Settle the Score / Hustle Play by Tara Frejas



What's this? A romance between a male cheerleader and a female basketball player? Why, yes, of course I'd love to read you - and oh, what's that? You're also free right now? Girl, put down the phone. I'm coming over, and I'm bringing pizza.

This month, a number of Filipino writers are putting their books up for either a discounted price or for free. I'm usually the last to find out about things like these but somehow I happened upon the promotion right as it was starting - completely by accident. Obviously, this means that I've been wading in #OwnVoices this whole week and if there's something better out there to wade in, I haven't discovered it yet.
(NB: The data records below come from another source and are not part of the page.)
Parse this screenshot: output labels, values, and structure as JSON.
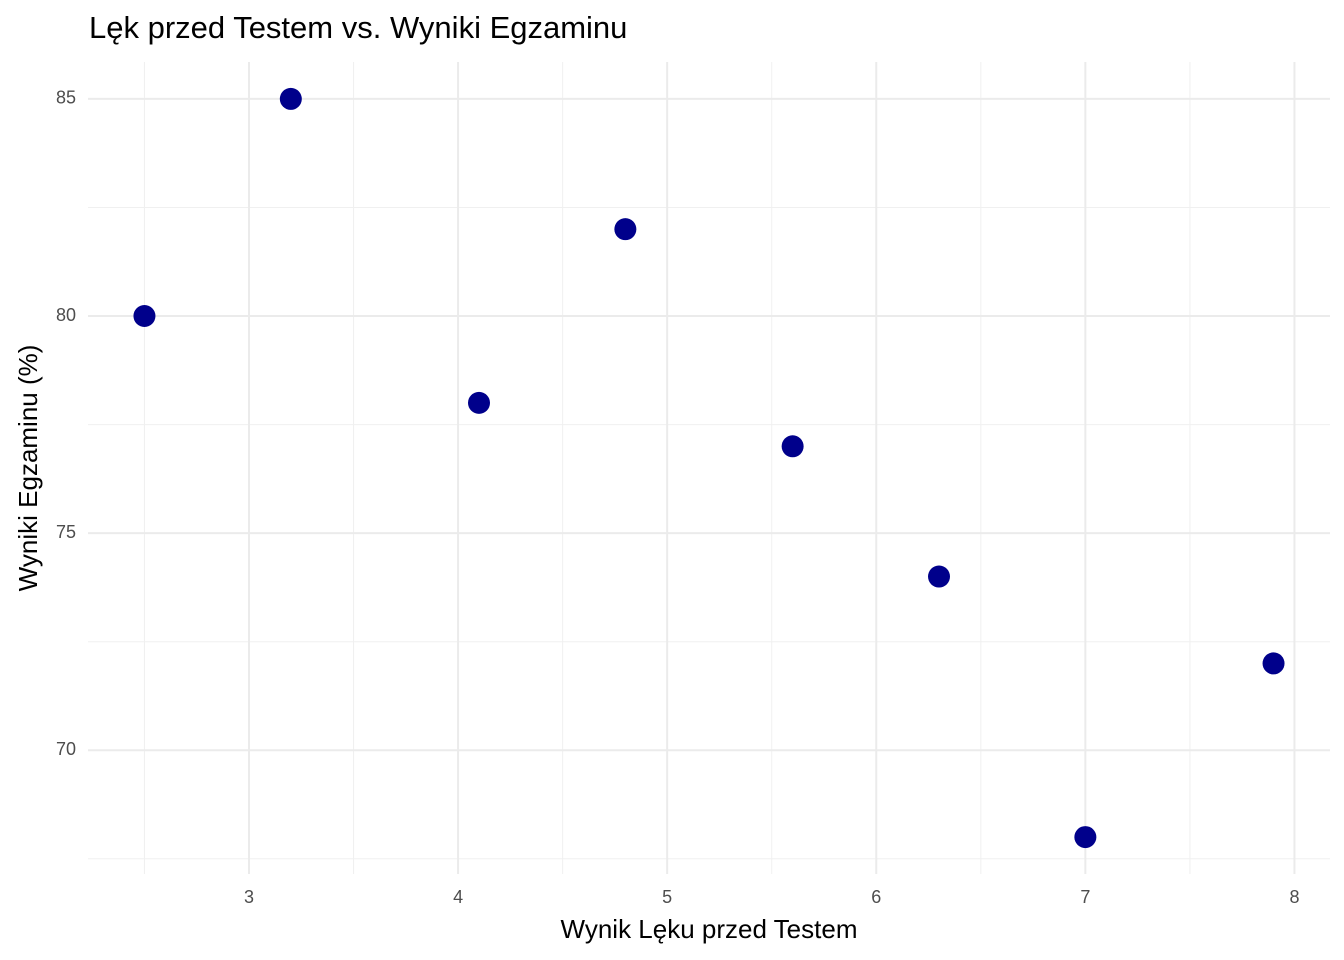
{
  "chart_data": {
    "type": "scatter",
    "title": "Lęk przed Testem vs. Wyniki Egzaminu",
    "x_label": "Wynik Lęku przed Testem",
    "y_label": "Wyniki Egzaminu (%)",
    "series": [
      {
        "color": "#00008b",
        "x": [
          2.5,
          3.2,
          4.1,
          4.8,
          5.6,
          6.3,
          7.0,
          7.9
        ],
        "values": [
          80,
          85,
          78,
          82,
          77,
          74,
          68,
          72
        ]
      }
    ],
    "xlim": [
      2.23,
      8.17
    ],
    "ylim": [
      67.15,
      85.85
    ],
    "xticks": [
      3,
      4,
      5,
      6,
      7,
      8
    ],
    "yticks": [
      70,
      75,
      80,
      85
    ],
    "grid": true,
    "minor_grid": true
  }
}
SETTLE THE SCORE / HUSTLE PLAY is a duology of two short stories about that couple I mentioned in the first paragraph. Garnet is a basketball player and Charlie is a cheerleader. They're both very good at what they do and they're both kind of in like with each other. The only problem is that Charlie has a girlfriend - and she's cheating on him.

SETTLE THE SCORE is about Garnet trying to make Charlie see the truth about his girlfriend, Nica. She intends to convince him but ends up kissing him - in front of everyone - by mistake, which causes all sorts of drama. In HUSTLE PLAY, they're together, but Garnet thinks they're going too "fast" (apparently kissing and hand-holding are "fast"), so she wants them to just be friends. However, she's ~so~ attracted to him, she can't help but feel ambivalent about her decision, especially when the star male basketball player, a boy named Chris, ends up becoming closer to her at a sports even, and their burgeoning relationship begins to push Charlie away.

I've loved most of these romances but there's a handful I haven't really liked all that much, and sadly, SETTLE THE SCORE / HUSTLE PLAY is one of these. I wanted to like it so badly because I'm all about romances that trump (ew, "that man" has ruined that word for me) the gender role status quo and I wanted to give this book props for having a male cheerleader as a love interest, but the characters were so immature that if I hadn't read in the summary that they were in college, I would have thought that they were in junior high, maybe sophomore year, tops. I love drama, but not when it's manufactured over silly pretenses, and there just wasn't much going on. Too bad.